/GPT-2

Primary LanguageJupyter Notebook

GPT-2 from Scratch and Backend Service on MAC

This repository contains the implementation of GPT-2 built from scratch. It also runs a backend service with a single endpoint which accepts user input with a prefix sentence and returns a complete sentence by calling the trained GPT-2 model.

Getting Started

Prerequisites

  • Python 3.10 or higher
  • PyTorch
  • Other dependencies as listed in requirements.txt

Installation

  1. Clone the repository:

    git clone https://github.com/your-username/your-repo-name.git
    cd your-repo-name
  2. Install the dependencies:

    pip install -r requirements.txt
  3. Run the file:

    • To train a GPT-2 model:
      python main.py
    • To start a backend server on your local computer:
      python backend_server.py

Running in Docker

You can also run the project in a Docker container:

  1. Pull the Docker base image:

    docker pull robd003/python3.10:latest
  2. Build the Docker image:

    sudo docker build -t gpt-2 -f Dockerfile .
  3. Run a Docker container:

    • For training:
      sudo docker run -p 5001:5001 -it --name gpt-2 -v $(pwd)/log:/app/log gpt-2 training /bin/bash
    • For service:
      sudo docker run -p 5001:5001 -it --name gpt-2 -v $(pwd)/log:/app/log gpt-2 service /bin/bash

    This command creates a Docker container which maps the container's port 5001 to your local host's port 5001. The container is named gpt-2 and created using the built Docker image gpt-2. It also mounts your local log directory to the container's /app/log directory, and opens a bash shell in the container.

Dataset

The dataset used for training is the Tiny Shakespeare dataset.

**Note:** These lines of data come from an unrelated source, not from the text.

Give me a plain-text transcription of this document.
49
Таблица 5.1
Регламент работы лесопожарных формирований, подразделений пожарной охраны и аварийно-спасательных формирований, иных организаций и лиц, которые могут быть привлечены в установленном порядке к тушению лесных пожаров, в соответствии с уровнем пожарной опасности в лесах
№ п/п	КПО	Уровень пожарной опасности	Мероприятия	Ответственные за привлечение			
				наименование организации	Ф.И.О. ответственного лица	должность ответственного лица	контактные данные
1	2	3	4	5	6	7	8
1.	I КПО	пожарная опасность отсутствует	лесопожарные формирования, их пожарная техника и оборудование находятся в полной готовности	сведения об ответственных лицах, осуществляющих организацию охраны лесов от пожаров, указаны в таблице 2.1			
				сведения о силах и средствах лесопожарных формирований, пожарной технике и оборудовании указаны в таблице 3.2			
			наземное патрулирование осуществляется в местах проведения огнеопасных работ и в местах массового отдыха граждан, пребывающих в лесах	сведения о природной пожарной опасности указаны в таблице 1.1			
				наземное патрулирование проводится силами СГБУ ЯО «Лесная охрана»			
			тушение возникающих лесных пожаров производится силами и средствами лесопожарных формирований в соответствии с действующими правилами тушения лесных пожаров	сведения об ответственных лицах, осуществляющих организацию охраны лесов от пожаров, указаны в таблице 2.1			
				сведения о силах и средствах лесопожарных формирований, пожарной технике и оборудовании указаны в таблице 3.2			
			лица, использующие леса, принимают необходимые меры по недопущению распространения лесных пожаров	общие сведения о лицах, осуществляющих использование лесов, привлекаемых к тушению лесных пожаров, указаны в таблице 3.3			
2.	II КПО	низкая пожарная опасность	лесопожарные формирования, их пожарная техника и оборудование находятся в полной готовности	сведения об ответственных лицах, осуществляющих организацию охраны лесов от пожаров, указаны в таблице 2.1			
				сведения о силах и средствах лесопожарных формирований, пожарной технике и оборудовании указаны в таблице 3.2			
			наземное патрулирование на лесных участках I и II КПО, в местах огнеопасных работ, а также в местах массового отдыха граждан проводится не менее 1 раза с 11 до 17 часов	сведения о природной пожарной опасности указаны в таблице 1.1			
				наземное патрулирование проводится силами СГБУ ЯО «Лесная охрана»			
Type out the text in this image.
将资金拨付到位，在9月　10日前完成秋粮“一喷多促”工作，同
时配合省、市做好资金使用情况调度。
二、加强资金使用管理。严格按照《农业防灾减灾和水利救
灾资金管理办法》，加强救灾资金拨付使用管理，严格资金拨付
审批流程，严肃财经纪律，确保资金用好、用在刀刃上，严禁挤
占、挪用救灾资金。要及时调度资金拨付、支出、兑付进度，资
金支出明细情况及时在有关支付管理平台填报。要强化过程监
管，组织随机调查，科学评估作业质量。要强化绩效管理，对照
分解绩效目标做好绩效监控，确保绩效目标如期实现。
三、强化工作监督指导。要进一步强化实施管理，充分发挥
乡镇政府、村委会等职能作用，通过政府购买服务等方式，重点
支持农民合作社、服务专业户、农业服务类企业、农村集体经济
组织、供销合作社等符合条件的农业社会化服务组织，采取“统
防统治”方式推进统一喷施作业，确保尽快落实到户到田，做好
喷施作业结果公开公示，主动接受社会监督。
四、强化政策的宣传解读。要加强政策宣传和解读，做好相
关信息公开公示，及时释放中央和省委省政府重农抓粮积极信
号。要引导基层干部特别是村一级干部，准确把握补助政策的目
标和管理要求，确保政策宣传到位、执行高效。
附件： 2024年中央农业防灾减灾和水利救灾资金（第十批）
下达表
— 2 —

The dataset is stored in the input.txt file.

Logs

Training logs can be found in the log.txt file under the log folder. The following figure shows the training and validation loss changes with the number of steps:

Training and validation loss

Testing loss: 5.865208148956299

Backend Service

The backend service exposes an API that listens on port 5001 of your localhost. This service provides a single endpoint for generating text completions using the trained GPT-2 model.

API Endpoint

To interact with the service, you can use the following curl command to send a POST request:

curl -X POST "http://127.0.0.1:5001/complete-sentence" \
     -H "Content-Type: application/json" \
     -d '{"text": "The quick brown fox"}'

In this request, "text" is the prefix, and the service will generate a complete sentence based on the prefix using the trained GPT-2 model. An example response might look like this:

{
  "completed_sentence": "The quick brown foxil!\nIn that hath this one little thousand time,\nI call'd new rest of much need a word,\nTo take that you love it made great two world will be love for a enemy.\nAnd to the"
} 

Model Generates Samples

The following are sample outputs generated by the model given the input "The course of true love never did run smooth." with a maximum of 50 tokens:

The course of true love never did run smooth.

So love I should come to speak, your lord!

KING RICHARD II: Nay, my name and love me with me crown, I come, or heart, and

The course of true love never did run smooth.

KING RICHARD II: What that my sovereign-desets, The time shall fly on him that be your love the state upon yourlook'er tears I love thou

The course of true love never did run smooth.

BENVOLIO: My Lord of England's heart and thine eyes: So far I Lord'd good hands so graces onbrokely so love'er, I

The course of true love never did run smooth.

RICHARD: He would, he's a king, which did come; The king was a men I say that heart will be with youeech' woe, I

The course of true love never did run smooth.

KING RICHARD II: What say I see the king?

RATCLIFF: Your news, my lord: HowEN: go should lie: My

Reference

This project is inspired by Andrej Karpathy's tutorial. You can watch the detailed explanation in his YouTube video.